The lawsuit alleges that a kratom retailer failed to warn consumers, including the deceased 23-year-old, that its products could be dangerous.
The parents of a 23-year-old man have filed a wrongful death lawsuit alleging that their son was killed by kratom, a herbal supplement that the plaintiffs characterize as dangerous and “virtually unregulated.”
According to WSB-TV, Ethan Pope passed away on December 21, 2021, after consuming O.P.M.S. Black Liquid Kratom, which is legal to purchase in his home state of Georgia.
Kratom, notes The Associated Press, is extracted from the leaves of a “tropical tree” native to Southeast Asia.
The extract is used to make an assortment of capsules, powders, and liquids that are marketed as a natural treatment for pain, anxiety, and substance dependence.
In Georgia—along with many other states—kratom is largely unregulated and can, in many places, be purchased as gas stations and convenience stores.
After Pope passed away, a Georgia Bureau of Investigation autopsy found that the 23-year-old died from mitragynine intoxication—the psychoactive compound found in kratom.
Pope, adds The Associated Press, had no alcohol or illegal drugs present in his system.
“This should’ve never happened,” Pope’s mother, Dana Pope, said in a press conference outside the Georgia state capitol building. “He should be here today with his family not in a decorative box on our bookshelf.”
Matthew Wetherington, an attorney for the Pope family, compared kratom with heroin, saying that the supplement should not be sold alongside other common consumer products.
“You don’t expect to go into a store and find something similar to heroin between energy drinks and breath mints,” Wetherington said. “We intend to hold every single person and entity involved in the distribution and sale of these products responsible.”

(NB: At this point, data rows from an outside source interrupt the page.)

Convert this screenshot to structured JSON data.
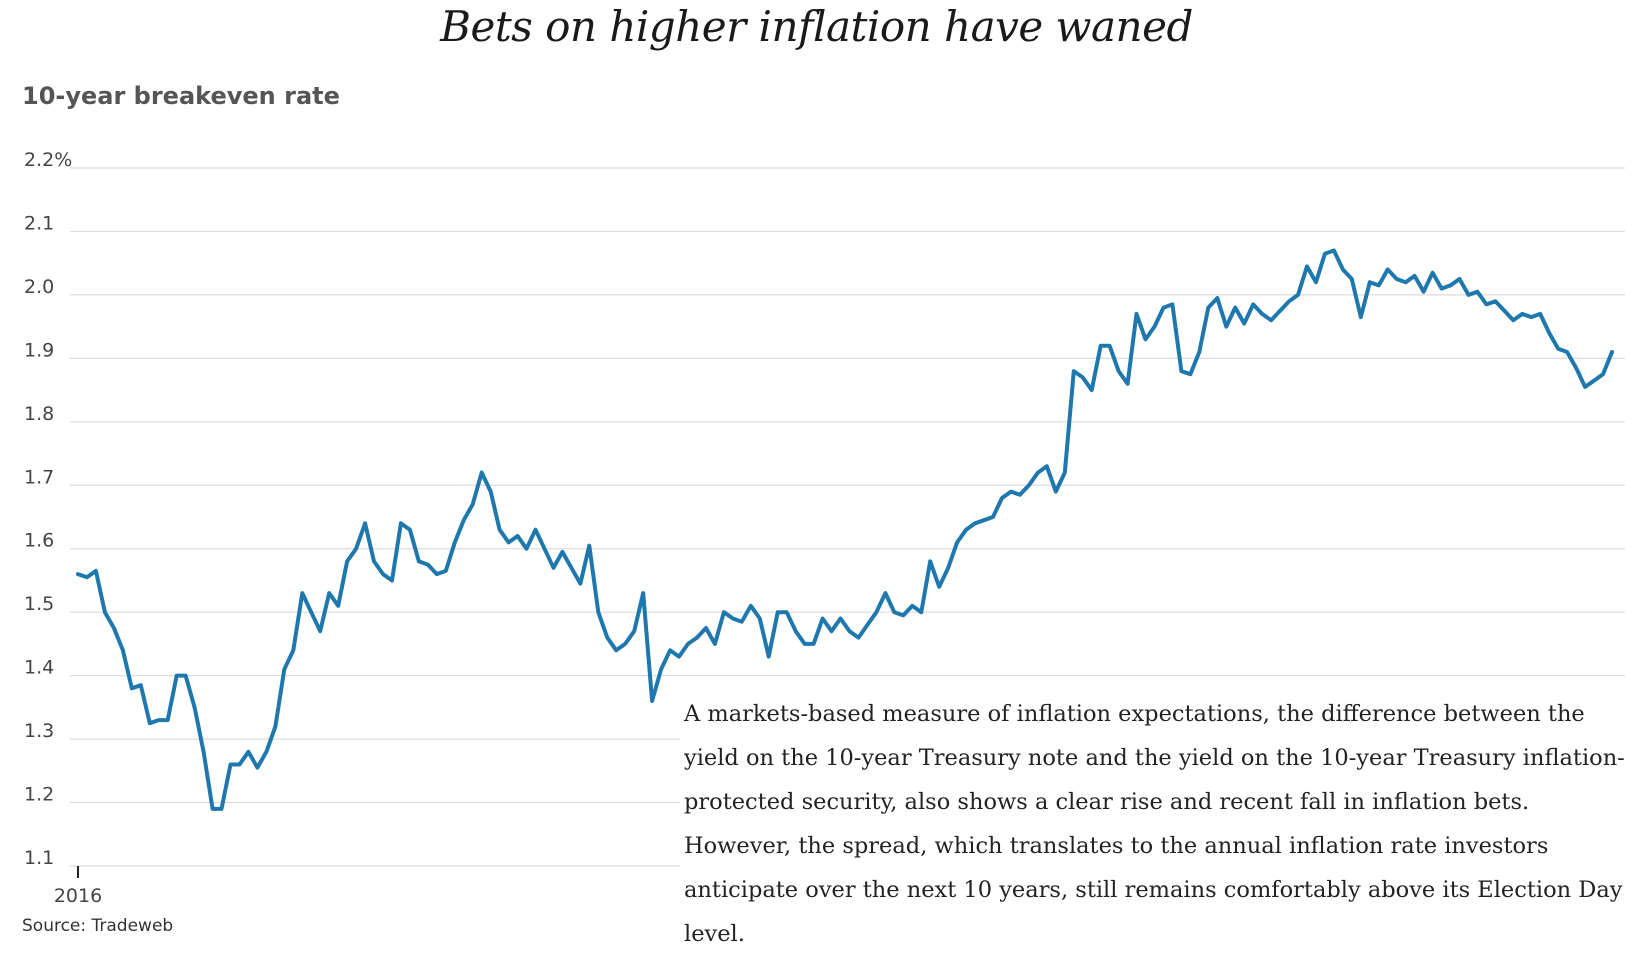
{
  "chart_data": {
    "type": "line",
    "title": "Bets on higher inflation have waned",
    "ylabel": "10-year breakeven rate",
    "xlabel": "",
    "source": "Source: Tradeweb",
    "annotation": "A markets-based measure of inflation expectations, the difference between the yield on the 10-year Treasury note and the yield on the 10-year Treasury inflation-protected security, also shows a clear rise and recent fall in inflation bets. However, the spread, which translates to the annual inflation rate investors anticipate over the next 10 years, still remains comfortably above its Election Day level.",
    "ylim": [
      1.1,
      2.2
    ],
    "y_ticks": [
      "2.2%",
      "2.1",
      "2.0",
      "1.9",
      "1.8",
      "1.7",
      "1.6",
      "1.5",
      "1.4",
      "1.3",
      "1.2",
      "1.1"
    ],
    "x_ticks": [
      "2016"
    ],
    "line_color": "#1f78ad",
    "grid": true,
    "series": [
      {
        "values": [
          1.56,
          1.555,
          1.565,
          1.5,
          1.475,
          1.44,
          1.38,
          1.385,
          1.325,
          1.33,
          1.33,
          1.4,
          1.4,
          1.35,
          1.28,
          1.19,
          1.19,
          1.26,
          1.26,
          1.28,
          1.255,
          1.28,
          1.32,
          1.41,
          1.44,
          1.53,
          1.5,
          1.47,
          1.53,
          1.51,
          1.58,
          1.6,
          1.64,
          1.58,
          1.56,
          1.55,
          1.64,
          1.63,
          1.58,
          1.575,
          1.56,
          1.565,
          1.61,
          1.645,
          1.67,
          1.72,
          1.69,
          1.63,
          1.61,
          1.62,
          1.6,
          1.63,
          1.6,
          1.57,
          1.595,
          1.57,
          1.545,
          1.605,
          1.5,
          1.46,
          1.44,
          1.45,
          1.47,
          1.53,
          1.36,
          1.41,
          1.44,
          1.43,
          1.45,
          1.46,
          1.475,
          1.45,
          1.5,
          1.49,
          1.485,
          1.51,
          1.49,
          1.43,
          1.5,
          1.5,
          1.47,
          1.45,
          1.45,
          1.49,
          1.47,
          1.49,
          1.47,
          1.46,
          1.48,
          1.5,
          1.53,
          1.5,
          1.495,
          1.51,
          1.5,
          1.58,
          1.54,
          1.57,
          1.61,
          1.63,
          1.64,
          1.645,
          1.65,
          1.68,
          1.69,
          1.685,
          1.7,
          1.72,
          1.73,
          1.69,
          1.72,
          1.88,
          1.87,
          1.85,
          1.92,
          1.92,
          1.88,
          1.86,
          1.97,
          1.93,
          1.95,
          1.98,
          1.985,
          1.88,
          1.875,
          1.91,
          1.98,
          1.995,
          1.95,
          1.98,
          1.955,
          1.985,
          1.97,
          1.96,
          1.975,
          1.99,
          2.0,
          2.045,
          2.02,
          2.065,
          2.07,
          2.04,
          2.025,
          1.965,
          2.02,
          2.015,
          2.04,
          2.025,
          2.02,
          2.03,
          2.005,
          2.035,
          2.01,
          2.015,
          2.025,
          2.0,
          2.005,
          1.985,
          1.99,
          1.975,
          1.96,
          1.97,
          1.965,
          1.97,
          1.94,
          1.915,
          1.91,
          1.885,
          1.855,
          1.865,
          1.875,
          1.91
        ]
      }
    ]
  }
}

Wetherington said that many kratom products sold in the United States contain additives that are not disclosed on ingredients lists—including additives that could be considered hazardous to human health.
“The kratom industry claims that it is a natural, completely safe substance that can lead to greater health and well-being,” Wetherington said. “However, even if that were true, the kratom that is sold in the United States is ultra-concentrated and is more similar to heroin or other opioids.”

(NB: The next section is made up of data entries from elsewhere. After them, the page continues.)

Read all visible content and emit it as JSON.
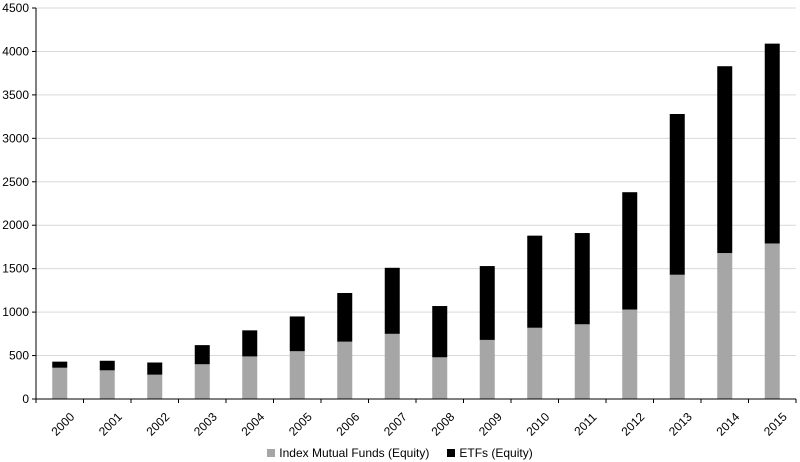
{
  "chart_data": {
    "type": "bar",
    "stacked": true,
    "categories": [
      "2000",
      "2001",
      "2002",
      "2003",
      "2004",
      "2005",
      "2006",
      "2007",
      "2008",
      "2009",
      "2010",
      "2011",
      "2012",
      "2013",
      "2014",
      "2015"
    ],
    "series": [
      {
        "name": "Index Mutual Funds (Equity)",
        "color": "#a6a6a6",
        "values": [
          360,
          330,
          280,
          400,
          490,
          550,
          660,
          750,
          480,
          680,
          820,
          860,
          1030,
          1430,
          1680,
          1790
        ]
      },
      {
        "name": "ETFs (Equity)",
        "color": "#000000",
        "values": [
          70,
          110,
          140,
          220,
          300,
          400,
          560,
          760,
          590,
          850,
          1060,
          1050,
          1350,
          1850,
          2150,
          2300
        ]
      }
    ],
    "y_ticks": [
      "0",
      "500",
      "1000",
      "1500",
      "2000",
      "2500",
      "3000",
      "3500",
      "4000",
      "4500"
    ],
    "ylim": [
      0,
      4500
    ],
    "grid": "horizontal",
    "legend_position": "bottom"
  }
}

“The Kratom products sold in the United States frequently have additional additives that are not disclosed, including fentanyl, other opioids and toxic heavy metals,” he said. “The CDC has reported over 100 deaths as of 2017 directly attributed to Kratom exposure.”
The federal Food and Drug Administration, adds The Associated Press, has not approved any medical uses for kratom and “continues to warn consumers not to use any products labeled as containing kratom.”
The Pope family’s lawsuit alleges that, even though their 23-year-old son used kratom for its intended purposes, the defendant organization—identified by The Associated Press as Optimized Plant Mediated Solutions, or O.P.M.S.—did not “provide adequate warnings and instructions than an ordinary consumer would expect, and the inadequate warnings made the kratom products more dangerous than an ordinary consumer would expect.”
The lawsuit also names the American Kratom Association as a defendant.
Daniel Delnero, an attorney for the industry group, said that the Kratom Association should not be considered liable for Pope’s death and plans to defend itself in court.
“The American Kratom Association is a consumer advocacy group dedicated to education and responsible use of Kratom,” Delnero said in a statement emailed to The Associated Press. “It was improperly added to this lawsuit, and we will vigorously defend the spurious claims against it.”